Только в 1904 году, выступив в партии Демона, Шаляпин показал нечто новое. Три года, проведенные в Частной опере, были беспрерывным движением артиста. Какое-то время в Большом театре Шаляпин существовал на художественный капитал, нажитый в Частной опере. Существует очень обстоятельная рецензия на этот спектакль. Автор ее, человек весьма компетентный, — Ю. Энгель>[96]. В рецензии рассказывается то, что мы уже хорошо знаем: как от безвестности на императорской сцене Шаляпин перешел к успеху в Частной опере, как он перешел опять на императорскую сцену, где «слава г. Шаляпина возросла до небывалых размеров, но… рост ее стал опережать самого артиста. И это понятно. Г. Шаляпину в Большом театре долгое время приходилось ограничиваться „повторением задов“, то есть повторением тех партий, которые уже созданы были им в Частной опере». «Для развития творческого дарования необходимо прежде всего творить, но для таких „упражнений в творчестве“ Большой театр предоставляет мало простору (несравненно меньше, чем частная сцена) уже по одной малоподвижности своего репертуара». «Большой театр давит своей косностью. Понятие творчества предполагает прежде всего нечто новое, самостоятельное, смелое; но могут ли все эти прилагательные рассчитывать на сознательное и деятельное сочувствие со стороны учреждения, по необходимости рутинного, в котором решение важнейших художественных вопросов в конце концов зависит от лиц, далеких от искусства и его истинных интересов».

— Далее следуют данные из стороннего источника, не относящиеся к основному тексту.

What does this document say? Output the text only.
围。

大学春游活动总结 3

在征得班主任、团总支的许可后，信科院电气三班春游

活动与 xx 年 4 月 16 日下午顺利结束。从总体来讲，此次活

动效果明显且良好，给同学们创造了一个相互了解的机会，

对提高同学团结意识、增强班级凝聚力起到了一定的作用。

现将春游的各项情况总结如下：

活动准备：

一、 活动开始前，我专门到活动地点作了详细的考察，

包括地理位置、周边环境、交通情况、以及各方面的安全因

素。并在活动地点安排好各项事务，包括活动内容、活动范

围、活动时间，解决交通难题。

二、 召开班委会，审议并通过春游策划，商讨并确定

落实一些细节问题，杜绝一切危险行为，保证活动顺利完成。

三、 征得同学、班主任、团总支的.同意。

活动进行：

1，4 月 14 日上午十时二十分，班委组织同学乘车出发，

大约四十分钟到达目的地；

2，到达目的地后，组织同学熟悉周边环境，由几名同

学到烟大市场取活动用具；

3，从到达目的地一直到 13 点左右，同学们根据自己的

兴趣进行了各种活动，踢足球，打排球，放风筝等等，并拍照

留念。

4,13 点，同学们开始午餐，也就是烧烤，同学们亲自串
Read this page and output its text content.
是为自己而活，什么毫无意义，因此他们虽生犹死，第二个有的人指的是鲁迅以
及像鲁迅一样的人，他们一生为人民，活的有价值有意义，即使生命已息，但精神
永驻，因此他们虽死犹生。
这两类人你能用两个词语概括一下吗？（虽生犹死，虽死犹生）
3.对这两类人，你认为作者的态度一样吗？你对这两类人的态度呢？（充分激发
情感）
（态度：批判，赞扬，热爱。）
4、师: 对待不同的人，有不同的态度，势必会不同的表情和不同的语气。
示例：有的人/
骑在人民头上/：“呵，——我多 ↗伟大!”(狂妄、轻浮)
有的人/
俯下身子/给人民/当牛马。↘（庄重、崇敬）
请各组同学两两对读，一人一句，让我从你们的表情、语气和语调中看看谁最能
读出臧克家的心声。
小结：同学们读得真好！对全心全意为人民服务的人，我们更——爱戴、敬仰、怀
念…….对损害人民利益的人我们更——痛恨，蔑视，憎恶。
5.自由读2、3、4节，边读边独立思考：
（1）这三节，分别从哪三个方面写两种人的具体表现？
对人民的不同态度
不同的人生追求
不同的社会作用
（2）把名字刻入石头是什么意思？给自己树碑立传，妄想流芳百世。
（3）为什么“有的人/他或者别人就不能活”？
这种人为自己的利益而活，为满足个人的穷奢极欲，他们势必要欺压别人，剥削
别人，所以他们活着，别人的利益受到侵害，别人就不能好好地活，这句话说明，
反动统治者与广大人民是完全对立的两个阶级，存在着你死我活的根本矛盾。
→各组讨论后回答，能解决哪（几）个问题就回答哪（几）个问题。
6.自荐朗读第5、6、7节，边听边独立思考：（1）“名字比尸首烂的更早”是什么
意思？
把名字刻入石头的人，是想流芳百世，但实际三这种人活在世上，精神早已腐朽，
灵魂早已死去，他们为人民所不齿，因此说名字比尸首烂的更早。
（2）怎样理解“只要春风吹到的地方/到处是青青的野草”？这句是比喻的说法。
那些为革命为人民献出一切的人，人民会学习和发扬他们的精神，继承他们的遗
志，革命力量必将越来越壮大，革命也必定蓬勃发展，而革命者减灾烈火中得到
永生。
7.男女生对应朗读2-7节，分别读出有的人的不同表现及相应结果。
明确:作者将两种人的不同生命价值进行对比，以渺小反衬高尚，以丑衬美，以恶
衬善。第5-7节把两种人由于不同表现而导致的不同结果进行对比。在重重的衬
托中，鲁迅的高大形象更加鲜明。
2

Переходя далее к детальному анализу исполнения партии Демона, рецензент рассказывает, как были смущены меломаны тем, что «бас намеревается петь баритональную партию — ведь это искажение оперы». Но Шаляпин уже твердо знал, что опера — это не только пение, опера — вид искусства синтетический, и он победил.
«Невозможно перечислить все сцены, где артист был неподражаем или просто хорош, — пришлось бы от ноты до ноты выписать всю партию Демона», — пишет Энгель.
Из этой рецензии мы узнаем, что замечательно исполняла партию Тамары «г-жа Салина» — та самая Наденька, а теперь, конечно, Надежда Васильевна Салина, которую за двадцать лет до того Савва Иванович вытащил из консерватории и которая первые шаги своего артистического пути сделала на сцене Мамонтовской оперы. Ее тогда, помнится, не щадили критики, обвиняли устроителей оперы в том, что туда набирают безголосых артистов. А вот сейчас она поет на сцене Большого театра такую ответственную партию.
«Декорации г. Коровина явились для Москвы новинкой и, надо сказать, очень интересной».
Здесь критик ошибается — не для Москвы новинка декорации Коровина, а для казенной сцены. Москва увидела их еще в 1885 году.
Вот как заполонила императорскую сцену эстетика «дилетантского» предприятия Мамонтова.
Только, к сожалению, не навсегда. Великая традиция рутины всосала в себя, как болото, все новое, и со временем опять восторжествовал на сцене унылый «профессионализм».
Еще один аспект жизни Мамонтова в эту пору: судьба дома на Садовой-Спасской.
Вскоре после его ареста все имущество было опечатано. Полтора года спустя корреспондент одной из газет добился разрешения пройти внутрь дома. Картина, представшая перед ним, была ужасающей>[97]. «Ледяным погребом веет на входящего в просторный вестибюль злополучного здания, гулко раздаются шаги под заиндевевшими сводами, и невольная робость, точно в присутствии покойника, охватывает душу». Судебные органы, в обязанность которых входило опечатать, — опечатали. Следить за состоянием художественных ценностей не входило ни в чьи обязанности. От мороза потрескались лепные потолки, гипсовые слепки античных статуй. Куски штукатурки и гипса валялись на лестнице. Растрескалась мебель, привезенная из Италии, куски инкрустации, которой была покрыта крышка рояля, высыпались. Заиндевели полотна, и из-под слоя инея еле видны были картины Васнецова, Серова, Поленова, Репина, Коровина, Врубеля. Ноги мраморного Христа опутаны веревкой, а на веревке — сургучная печать. Печати на других статуях, на бронзе, на картинах, на мебели. Толстый слой пыли на врубелевских каминах, сквозь этот слой и не заметна их красота. Журналист даже не говорит о них в своей очень пространной корреспонденции. Зато замечает он такой курьез: в спальне на столе запонки и пенсне — опечатаны; «это тоже движимость, обеспечивающая многомиллионный иск», — иронически замечает он.